This has already been done and will be included in the next version of the app, which will be submitted to the App Store for review and approval shortly.

Thanks!


----------



## Chris Kelleher (Dec 9, 2010)

brylerjunction said:


> Chris fwiw I would be willing to easily pay $15-$20 for an app like this for android. With the fact that I do 30-40 train shows per year I would love to have something like this especially when I am out buying collections or at auctions as I could easily look up what I have sold and for what price allowing me to adjust buying prices accordingly.


Yes, this is the whole reason I thought that this would be a killer product for model railroad collectors: being able to have this information "on the go", be it outside in your garden layout or across the country at a train show, would be very useful!



> If you need someone to test an android product (if you do one) please let me know.


Yes, will do, thanks for the offer! 

I just reviewed a marketing study on mobile app development, which said iOS was the most expensive and time consuming platform to develop for. So maybe learning Android development won't be as bad, or I may decide to outsource the development to someone with experience re-writing iOS apps for Android.



> You may also want to consider advertising your app in the TCA magazines and also visiting some of the more active Yahoo Groups to get the word out. Feel free to pm me if you want more info.
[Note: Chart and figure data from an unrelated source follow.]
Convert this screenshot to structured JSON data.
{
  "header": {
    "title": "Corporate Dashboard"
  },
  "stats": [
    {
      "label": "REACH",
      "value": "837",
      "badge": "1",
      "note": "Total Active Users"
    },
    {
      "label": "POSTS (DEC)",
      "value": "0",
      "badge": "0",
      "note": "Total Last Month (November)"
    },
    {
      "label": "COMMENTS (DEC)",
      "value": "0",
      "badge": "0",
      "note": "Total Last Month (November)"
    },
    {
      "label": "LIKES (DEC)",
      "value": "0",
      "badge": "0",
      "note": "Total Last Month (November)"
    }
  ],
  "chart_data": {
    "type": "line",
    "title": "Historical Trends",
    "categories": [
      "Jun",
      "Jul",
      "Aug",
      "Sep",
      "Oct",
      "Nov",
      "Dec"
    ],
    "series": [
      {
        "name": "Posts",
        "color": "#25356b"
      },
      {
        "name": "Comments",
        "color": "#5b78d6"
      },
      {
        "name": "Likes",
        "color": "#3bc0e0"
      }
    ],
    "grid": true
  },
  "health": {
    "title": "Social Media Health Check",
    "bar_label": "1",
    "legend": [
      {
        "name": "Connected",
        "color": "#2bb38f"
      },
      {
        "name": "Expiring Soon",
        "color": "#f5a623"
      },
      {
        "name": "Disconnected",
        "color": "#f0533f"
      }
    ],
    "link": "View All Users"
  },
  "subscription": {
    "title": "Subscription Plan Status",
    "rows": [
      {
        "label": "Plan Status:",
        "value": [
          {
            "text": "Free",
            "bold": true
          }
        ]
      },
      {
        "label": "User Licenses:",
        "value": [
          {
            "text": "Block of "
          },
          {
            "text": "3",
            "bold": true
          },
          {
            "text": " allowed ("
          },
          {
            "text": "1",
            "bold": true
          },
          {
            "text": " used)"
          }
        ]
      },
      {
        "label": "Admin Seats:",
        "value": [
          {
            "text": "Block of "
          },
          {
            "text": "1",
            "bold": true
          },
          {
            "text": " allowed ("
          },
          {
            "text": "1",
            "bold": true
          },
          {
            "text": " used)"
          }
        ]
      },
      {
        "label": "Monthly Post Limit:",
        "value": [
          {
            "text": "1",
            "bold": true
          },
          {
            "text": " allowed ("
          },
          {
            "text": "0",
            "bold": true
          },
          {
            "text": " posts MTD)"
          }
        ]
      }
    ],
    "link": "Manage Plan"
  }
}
I just joined TCA and will look into advertising with them. I also sent you a PM, I wasn't aware of any of the Yahoo Groups that are available, but anyway to get the word out would be helpful!



> Also not sure if you have a flyer made up but if you do have something like that I can make sure they are distributed at all the shows we attend
> Good Luck!!


That would be fantastic, thanks so much!


----------



## New Berlin RR (Feb 11, 2012)

Maybe look into putting this app into mags like NMRA, or Model RR mag, or other mags like that...that would get you more exposed out there in the community of model railroading, and honestly I can kinda see this working for model planes and car (RC mainly) too, just a slight rework of the front end GUI would be needed honestly...but I would say at least 90% could be reused...


----------